The UIC Fine Arts Review Committee is pleased to announce that Chicago artist Christine Tarkowski has been awarded the Engineering Innovation Building public art commission based on her proposal titled The Second Law of Thermodynamics: ENTROPY. The proposed work consists of a cluster of large glass volumes that will hang on varying lengths of cord from the atrium ceiling above the building’s main entrance, catching the changing light throughout the day and subtly moving in response to air currents through the space. Tarkowski’s process for forging each irregularly shaped volume involves merging glass with metals and other materials using heat, blown expansion, and various acts of physical inscription and embedding. The resulting forms can be organic looking or more geometric and polygonal. They boast a range of colors and surface qualities from green-gray to deep plum and from scaly to shimmering.

The artist’s concept for the work, described in a statement, began with consideration of the ways that “constructing order demands effort” and how “order seems to imperceptibly and irreversibly creep into disorder” as the law of entropy observes. Such thinking is particularly visible in the sculpture in the moments when “steel and copper grids blow out to become in-between geometry, married to the viscous matter” and when the “glass sculptures...become abstracted and less determined, sharp corners evolve into rounded puddles.” Tarkowski’s complex engagement with materials and experimental search for new forms “in between” rational perfection and fluid movement resonates meaningfully with the Engineering research and education that the committee learned will take place in the EIB through extensive interviews with faculty.

The committee felt Tarkowski’s proposal was the most dynamic of the three competitors, with its embrace of both natural-looking components and geometric and industrial ones. Its ornamental qualities, organic-looking textures, and moments of delicacy further provide an aesthetic largely absent from the UIC campus. Such qualities will provide a welcome contrast (without being glaringly disjunctive) to both the modernist steel-and-glass aesthetic of the EIB architecture and the concrete brutalist style of the original Netsch campus built in the 1960s. They might be said to give the campus a welcome bit of jewelry and sparkle, a thought-provoking moment of pleasure, in a place known for hard work and long winters.

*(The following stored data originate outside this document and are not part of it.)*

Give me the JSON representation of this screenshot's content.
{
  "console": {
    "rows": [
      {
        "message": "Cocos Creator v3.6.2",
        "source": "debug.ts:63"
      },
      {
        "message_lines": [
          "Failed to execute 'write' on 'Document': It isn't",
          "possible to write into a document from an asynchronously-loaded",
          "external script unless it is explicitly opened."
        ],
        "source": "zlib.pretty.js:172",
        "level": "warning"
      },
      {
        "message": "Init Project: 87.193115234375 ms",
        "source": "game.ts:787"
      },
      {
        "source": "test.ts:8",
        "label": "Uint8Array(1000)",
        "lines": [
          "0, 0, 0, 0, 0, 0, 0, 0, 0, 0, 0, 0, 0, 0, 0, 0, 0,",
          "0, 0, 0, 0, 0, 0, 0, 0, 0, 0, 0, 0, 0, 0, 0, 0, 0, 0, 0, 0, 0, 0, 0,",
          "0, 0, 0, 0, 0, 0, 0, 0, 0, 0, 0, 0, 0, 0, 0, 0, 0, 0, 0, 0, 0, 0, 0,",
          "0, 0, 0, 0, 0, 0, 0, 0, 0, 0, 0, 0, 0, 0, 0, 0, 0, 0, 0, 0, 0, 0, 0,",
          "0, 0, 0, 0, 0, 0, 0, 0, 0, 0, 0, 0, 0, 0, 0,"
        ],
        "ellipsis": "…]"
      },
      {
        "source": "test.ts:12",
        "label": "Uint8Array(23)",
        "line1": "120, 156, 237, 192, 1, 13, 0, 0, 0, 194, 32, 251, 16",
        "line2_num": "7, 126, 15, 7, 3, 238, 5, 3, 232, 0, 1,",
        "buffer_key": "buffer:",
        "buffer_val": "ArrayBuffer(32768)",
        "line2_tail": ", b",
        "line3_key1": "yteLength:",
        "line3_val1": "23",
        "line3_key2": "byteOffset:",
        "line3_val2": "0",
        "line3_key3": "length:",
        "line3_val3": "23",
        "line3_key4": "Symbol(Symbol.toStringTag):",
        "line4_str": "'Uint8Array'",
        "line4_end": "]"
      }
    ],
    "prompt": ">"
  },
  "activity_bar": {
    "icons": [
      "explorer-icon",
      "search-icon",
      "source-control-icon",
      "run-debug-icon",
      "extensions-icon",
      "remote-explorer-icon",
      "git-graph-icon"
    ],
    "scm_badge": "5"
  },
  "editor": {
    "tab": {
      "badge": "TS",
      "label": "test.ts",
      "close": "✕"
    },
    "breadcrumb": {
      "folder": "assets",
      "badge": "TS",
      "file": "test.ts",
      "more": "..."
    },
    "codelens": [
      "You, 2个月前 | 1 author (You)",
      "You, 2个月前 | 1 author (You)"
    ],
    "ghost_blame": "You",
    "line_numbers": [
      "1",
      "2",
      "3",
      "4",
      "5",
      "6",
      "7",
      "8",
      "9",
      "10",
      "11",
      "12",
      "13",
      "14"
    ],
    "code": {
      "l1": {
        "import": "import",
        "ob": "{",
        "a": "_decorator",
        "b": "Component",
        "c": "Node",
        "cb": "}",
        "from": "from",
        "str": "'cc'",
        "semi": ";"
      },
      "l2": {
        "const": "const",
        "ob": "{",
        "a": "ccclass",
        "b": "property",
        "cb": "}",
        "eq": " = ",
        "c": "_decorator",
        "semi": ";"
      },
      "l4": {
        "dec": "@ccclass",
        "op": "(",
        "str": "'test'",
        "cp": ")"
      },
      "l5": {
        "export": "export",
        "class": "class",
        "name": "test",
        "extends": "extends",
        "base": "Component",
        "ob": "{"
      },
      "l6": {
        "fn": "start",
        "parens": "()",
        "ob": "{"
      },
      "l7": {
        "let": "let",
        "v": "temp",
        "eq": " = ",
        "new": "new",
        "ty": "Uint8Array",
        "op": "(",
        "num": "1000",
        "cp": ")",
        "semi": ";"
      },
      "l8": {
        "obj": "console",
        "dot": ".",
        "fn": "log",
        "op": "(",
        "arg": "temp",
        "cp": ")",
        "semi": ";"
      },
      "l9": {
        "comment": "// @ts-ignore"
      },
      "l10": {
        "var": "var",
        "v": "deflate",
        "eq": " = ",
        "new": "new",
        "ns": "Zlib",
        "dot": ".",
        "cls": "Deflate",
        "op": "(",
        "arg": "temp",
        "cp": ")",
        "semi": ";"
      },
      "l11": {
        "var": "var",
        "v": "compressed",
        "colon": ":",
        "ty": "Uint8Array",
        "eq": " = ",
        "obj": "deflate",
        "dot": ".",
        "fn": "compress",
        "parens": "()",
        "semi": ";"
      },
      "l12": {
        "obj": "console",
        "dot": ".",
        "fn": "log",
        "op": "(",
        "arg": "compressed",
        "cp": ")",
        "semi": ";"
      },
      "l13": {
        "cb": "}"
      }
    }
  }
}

Additional strengths of Entropy appreciated by the committee include:

  • The dramatic atrium sculpture will be visible from Taylor Street, and thus more accessible to passersby, contributing to the wealth of public sculpture in the city of Chicago.
  • UIC is pleased to support the success of an emerging local woman artist and provide a role model for female students in Engineering (still a major that predominantly attracts male students.)
  • Tarkowski emphasizes the collaborative nature of her process in an accompanying video. She works closely with a local engineer and a local glassworks.
  • The very high level of craft visible in Tarkowski’s model promises a final work that will be enjoyed for years to come.